For male leaders who want to show that they are in charge and capable of handling situations, a show of masculinity makes for appropriate photo-ops. In Belarus, as thousands of protestors take to the streets to demand that autocratic leader, President Alexander Lukashenko, step down, he is photographed wearing a flak jacket and carrying an assault rifle, a show of defiance and a message that he will not go without a fight. His supporter and neighbour, Russia’s President Putin regularly has himself photographed in macho poses—bare-chested on horseback, throwing opponents in a judo class, fishing in a river or firing weapons in a shooting range. Those are the kind of images that appeal to all his male supporters and probably Russian women too. In North Korea, the world’s most secretive society, leader Kim Jong Un is seen riding a white horse to a sacred mountain in an evocative propaganda stunt—he does this each time there is a military crisis with the US or South Korea as a message to his people that he is blessed by a higher power.
We see the opposite imagery by leaders who want to project empathy and compassion. New Zealand’s Prime Minister Jacinda Ardern uses frequent Facebook Live chats that manage to be both informal and informative. In one, she appeared in a used sweatshirt at her home, saying she had just put her newly-born child to bed. A child’s toy was visible just behind her desk. It was just the image that has made her so popular: a world leader in casual clothes chatting with millions of people, as a mother, friend, confidante and counsellor.
For other VIPs, the photo-op is the most effective way to show their concern for the public but it comes with drawbacks. In Tamil Nadu last year, an unprecedented water crisis required water to be transported from outside by a special train. A gaggle of ministers alerted media channels that they would be there to meet the train. The train arrived on time but the ministers didn’t. The photo-op turned into a PR disaster when the media informed the public that their water supply would be delayed, because the ministers were late.
Then we had the Chief Justice of India, SA Bobde, who succumbed to his private passion for high-end motorcycles when he posed for a photo astride a Harley Davidson with some others in the frame, and unforgivably, not wearing a mask. It became the subject of one of the tweets by Supreme Court lawyer Prashant Bhushan, which led to the recent case against him.
In an article in The New York Times, the author wrote that “the underlying strategy of photo-ops is the same as that of most ads: pose the candidate (or the product) with symbols of appealing values, in the hope that viewers will equate the two”. Leaders like to be seen in places that ordinary people frequent—restaurants, pubs, public transport, or as former US President George Bush was doing when the planes hit the twin towers on 9/11—reading books to children in a classroom. Those PR moments can be rewarding, or hugely embarrassing. UK Prime Minister Boris Johnson, as mayor of London, was highlighting Olympic attractions across the capital followed by a posse of photographers when he was persuaded to ride a newly installed zip line.

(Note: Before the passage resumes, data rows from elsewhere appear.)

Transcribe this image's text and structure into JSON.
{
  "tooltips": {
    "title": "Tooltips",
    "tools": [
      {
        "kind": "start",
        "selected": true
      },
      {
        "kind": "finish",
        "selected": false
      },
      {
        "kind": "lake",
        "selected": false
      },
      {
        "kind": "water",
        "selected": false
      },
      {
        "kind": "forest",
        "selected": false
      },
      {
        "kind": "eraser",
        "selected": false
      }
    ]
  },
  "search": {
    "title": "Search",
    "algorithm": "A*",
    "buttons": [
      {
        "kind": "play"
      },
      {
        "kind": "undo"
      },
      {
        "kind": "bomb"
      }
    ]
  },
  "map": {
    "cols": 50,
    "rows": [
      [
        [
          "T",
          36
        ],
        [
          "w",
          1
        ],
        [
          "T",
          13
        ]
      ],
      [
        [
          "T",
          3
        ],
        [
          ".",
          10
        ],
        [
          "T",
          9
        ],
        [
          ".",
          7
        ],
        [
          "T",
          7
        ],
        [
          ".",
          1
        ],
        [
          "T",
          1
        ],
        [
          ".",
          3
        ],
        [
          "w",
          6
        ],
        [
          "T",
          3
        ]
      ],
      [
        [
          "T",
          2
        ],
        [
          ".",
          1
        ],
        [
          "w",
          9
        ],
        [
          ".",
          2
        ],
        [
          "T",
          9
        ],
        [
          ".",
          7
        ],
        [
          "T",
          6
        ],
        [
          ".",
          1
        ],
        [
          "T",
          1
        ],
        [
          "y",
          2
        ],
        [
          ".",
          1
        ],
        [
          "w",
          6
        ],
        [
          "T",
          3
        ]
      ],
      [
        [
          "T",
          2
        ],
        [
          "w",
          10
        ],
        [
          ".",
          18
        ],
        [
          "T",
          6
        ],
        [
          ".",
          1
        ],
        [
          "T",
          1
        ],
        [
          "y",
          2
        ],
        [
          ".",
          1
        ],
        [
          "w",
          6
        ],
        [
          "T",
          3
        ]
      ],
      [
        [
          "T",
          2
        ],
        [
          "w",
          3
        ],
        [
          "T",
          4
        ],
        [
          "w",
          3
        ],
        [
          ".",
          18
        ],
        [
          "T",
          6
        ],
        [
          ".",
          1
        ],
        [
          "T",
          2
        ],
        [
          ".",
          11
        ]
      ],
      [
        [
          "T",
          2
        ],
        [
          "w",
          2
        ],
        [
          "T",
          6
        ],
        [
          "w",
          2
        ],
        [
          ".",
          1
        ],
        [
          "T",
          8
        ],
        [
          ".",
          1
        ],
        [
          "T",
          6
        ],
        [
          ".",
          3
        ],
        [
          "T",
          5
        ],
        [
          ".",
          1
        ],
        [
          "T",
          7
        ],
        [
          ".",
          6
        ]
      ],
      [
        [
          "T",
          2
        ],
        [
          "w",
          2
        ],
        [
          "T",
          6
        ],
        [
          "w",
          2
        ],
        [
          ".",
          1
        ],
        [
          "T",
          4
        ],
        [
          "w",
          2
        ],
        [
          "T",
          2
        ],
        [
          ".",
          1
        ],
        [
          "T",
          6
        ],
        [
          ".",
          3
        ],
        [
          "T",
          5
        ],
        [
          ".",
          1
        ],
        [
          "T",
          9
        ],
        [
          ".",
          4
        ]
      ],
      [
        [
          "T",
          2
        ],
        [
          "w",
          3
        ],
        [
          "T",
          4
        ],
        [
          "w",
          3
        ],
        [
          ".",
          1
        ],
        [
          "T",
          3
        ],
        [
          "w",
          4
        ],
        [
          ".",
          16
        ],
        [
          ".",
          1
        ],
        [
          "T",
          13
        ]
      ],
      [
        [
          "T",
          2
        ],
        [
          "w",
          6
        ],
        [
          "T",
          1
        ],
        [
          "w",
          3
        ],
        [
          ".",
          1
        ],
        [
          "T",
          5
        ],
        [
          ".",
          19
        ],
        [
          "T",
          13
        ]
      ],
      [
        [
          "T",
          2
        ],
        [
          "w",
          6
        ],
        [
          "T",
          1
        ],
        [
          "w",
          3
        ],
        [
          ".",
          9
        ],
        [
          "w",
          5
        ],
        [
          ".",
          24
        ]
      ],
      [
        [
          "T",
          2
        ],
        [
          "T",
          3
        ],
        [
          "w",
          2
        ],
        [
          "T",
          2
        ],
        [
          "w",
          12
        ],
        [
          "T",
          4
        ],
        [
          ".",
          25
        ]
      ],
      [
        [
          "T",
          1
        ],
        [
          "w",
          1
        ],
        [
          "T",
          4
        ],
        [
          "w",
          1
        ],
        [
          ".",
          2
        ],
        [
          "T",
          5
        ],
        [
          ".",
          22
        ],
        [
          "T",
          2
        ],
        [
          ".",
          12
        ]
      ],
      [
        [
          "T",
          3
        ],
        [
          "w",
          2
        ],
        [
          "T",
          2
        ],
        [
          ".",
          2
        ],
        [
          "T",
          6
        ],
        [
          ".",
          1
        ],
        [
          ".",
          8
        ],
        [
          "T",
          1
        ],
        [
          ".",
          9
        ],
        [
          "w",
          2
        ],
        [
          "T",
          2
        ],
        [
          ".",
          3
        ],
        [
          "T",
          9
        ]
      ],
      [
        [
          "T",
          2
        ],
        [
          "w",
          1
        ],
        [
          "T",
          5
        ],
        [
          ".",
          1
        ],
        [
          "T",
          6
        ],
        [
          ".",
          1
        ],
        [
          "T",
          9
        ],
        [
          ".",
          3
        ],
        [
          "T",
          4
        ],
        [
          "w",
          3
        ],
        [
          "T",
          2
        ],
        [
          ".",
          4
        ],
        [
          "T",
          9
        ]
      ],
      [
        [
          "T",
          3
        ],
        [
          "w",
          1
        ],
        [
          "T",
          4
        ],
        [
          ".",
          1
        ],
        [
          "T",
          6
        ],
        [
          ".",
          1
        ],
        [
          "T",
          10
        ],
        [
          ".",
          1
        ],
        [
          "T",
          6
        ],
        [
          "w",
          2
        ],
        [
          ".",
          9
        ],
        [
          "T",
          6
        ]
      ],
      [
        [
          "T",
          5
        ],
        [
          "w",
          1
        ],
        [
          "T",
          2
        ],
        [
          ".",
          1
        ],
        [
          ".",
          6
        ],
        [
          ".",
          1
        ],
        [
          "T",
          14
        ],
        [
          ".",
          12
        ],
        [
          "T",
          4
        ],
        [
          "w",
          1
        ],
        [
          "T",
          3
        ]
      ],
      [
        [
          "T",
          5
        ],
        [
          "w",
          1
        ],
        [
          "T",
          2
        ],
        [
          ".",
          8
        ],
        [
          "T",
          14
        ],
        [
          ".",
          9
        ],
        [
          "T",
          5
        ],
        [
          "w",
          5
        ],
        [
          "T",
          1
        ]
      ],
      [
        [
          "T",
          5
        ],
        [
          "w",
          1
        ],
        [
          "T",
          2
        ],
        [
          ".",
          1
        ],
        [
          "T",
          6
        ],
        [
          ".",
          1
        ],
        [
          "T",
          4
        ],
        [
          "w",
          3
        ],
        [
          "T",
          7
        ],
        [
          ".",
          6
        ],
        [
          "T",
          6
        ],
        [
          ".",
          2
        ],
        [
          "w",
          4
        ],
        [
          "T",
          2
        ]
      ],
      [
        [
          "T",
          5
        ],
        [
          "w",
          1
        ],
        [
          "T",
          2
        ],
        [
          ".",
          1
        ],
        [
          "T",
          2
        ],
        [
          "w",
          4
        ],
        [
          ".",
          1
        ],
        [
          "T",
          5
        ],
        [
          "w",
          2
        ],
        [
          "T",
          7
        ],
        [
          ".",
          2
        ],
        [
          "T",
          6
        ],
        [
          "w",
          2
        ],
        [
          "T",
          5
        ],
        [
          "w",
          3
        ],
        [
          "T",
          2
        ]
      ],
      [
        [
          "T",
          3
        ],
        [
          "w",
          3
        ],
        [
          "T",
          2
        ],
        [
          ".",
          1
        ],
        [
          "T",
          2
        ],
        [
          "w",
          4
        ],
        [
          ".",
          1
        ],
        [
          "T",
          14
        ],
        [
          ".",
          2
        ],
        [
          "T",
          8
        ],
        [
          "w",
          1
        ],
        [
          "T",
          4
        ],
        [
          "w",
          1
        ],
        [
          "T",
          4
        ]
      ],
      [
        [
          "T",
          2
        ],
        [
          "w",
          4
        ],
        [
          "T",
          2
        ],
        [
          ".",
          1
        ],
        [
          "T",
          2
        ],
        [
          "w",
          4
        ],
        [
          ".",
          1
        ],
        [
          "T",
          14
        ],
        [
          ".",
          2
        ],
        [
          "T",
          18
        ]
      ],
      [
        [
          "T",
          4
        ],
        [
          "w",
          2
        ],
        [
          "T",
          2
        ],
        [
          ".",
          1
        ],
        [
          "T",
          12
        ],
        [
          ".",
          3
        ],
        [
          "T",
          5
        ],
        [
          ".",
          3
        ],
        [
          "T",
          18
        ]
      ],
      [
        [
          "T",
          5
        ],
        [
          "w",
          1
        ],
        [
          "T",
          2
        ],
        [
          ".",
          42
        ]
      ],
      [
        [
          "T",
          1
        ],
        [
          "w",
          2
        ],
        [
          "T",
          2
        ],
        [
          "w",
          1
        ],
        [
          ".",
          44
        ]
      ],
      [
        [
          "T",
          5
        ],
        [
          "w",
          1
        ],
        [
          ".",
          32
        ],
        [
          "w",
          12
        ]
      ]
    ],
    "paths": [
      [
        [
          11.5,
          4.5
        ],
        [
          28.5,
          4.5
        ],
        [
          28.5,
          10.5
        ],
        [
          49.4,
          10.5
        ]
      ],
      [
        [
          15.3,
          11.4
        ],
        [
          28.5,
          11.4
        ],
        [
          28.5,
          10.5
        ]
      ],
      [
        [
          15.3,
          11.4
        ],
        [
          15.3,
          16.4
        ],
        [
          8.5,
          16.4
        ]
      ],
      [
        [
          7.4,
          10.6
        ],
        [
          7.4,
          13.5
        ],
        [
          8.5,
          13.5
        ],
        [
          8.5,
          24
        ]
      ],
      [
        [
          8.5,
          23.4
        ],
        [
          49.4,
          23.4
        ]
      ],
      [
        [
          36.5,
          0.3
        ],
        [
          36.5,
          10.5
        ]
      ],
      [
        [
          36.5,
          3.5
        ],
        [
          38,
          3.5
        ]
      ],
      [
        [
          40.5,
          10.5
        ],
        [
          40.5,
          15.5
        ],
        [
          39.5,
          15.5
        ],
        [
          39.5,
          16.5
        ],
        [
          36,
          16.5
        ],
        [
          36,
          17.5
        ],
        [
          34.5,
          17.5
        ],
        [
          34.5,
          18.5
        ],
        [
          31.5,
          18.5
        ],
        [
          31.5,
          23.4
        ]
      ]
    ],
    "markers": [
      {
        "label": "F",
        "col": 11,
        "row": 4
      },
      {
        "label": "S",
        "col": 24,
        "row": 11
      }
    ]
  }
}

It was an ideal photo-op and Johnson climbed a tower, allowed himself to be strapped into a harness and, with a plastic union flag in each hand, he set off. Unfortunately, the zip line stuck and he found himself dangling in mid air, looking like a circus clown, described by one accompanying reporter as “a damp towel hanging on a clothesline”. The fact that he went on to be elected PM, shows that photo-ops, good or bad, are now part of every politician’s playbook.